Having a home phone is becoming increasingly popular among younger people. Young people say it is nice to be able to “disconnect” from the otherwise constant connectivity.
Generation Z, which includes people between the ages of about 12 and 27, has become interested in landlines, even though most of them did not grow up with them. Nicole Randone, a 24-year-old from New York, has a purple home phone that came out in 2003, when she was just three years old.
– Having a landline really bridges that gap between reality and my childhood fantasy”, Randone tells The Guardian. I feel like the main character in my favorite TV shows – One Tree Hill, The OC, Gilmore Girls – when I use it.
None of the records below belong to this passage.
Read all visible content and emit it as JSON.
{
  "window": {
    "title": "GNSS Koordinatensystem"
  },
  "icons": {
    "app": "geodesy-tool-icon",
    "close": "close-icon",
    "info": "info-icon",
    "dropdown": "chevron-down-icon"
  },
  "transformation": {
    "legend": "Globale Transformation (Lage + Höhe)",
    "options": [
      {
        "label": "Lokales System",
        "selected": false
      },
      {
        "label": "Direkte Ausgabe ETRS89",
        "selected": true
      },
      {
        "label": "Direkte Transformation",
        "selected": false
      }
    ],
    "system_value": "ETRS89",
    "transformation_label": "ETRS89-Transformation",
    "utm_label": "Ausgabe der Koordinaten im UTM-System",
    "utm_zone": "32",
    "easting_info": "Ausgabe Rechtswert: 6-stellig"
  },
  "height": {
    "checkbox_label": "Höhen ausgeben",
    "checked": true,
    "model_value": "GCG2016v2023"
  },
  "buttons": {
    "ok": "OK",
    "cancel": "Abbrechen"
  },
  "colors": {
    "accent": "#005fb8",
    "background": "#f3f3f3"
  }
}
Sweden has seen a significant decline in landline telephones, with about 82 percent of people having a home phone in 2010 and that number dropping to 24 percent in 2019, according to the Swedish Post and Telecom Authority (Post- och telestyrelsen – PTS). Although Randone doesn’t actually need the service, she appreciates the aesthetics of a landline and the ability to communicate in a different way than texting or messaging.
– Since I’m an influencer, I’m constantly online, so it’s really nice to disconnect and it almost feels like an escape, she said.
“Cute and romantic”
Sam Casper, 27, has a classic pink home phone that she uses to talk to friends who also have home phones, something she started after being inspired by the ’90s show Sex and the City.
– It’s so cute and romantic, she said. I really loathe cellphones, because everyone cancels at the last minute these days through text, which I find so absurd.
She has all her friends’ phone numbers written down next to her pink phone and is very selective about who gets her home phone number.
– If I meet a new friend and they’re the type of person I’d invite back to my house, they get the landline. Whenever I hear my phone ringing, I get so giddy. I love to just sit there and talk and twirl the little cord, Casper says.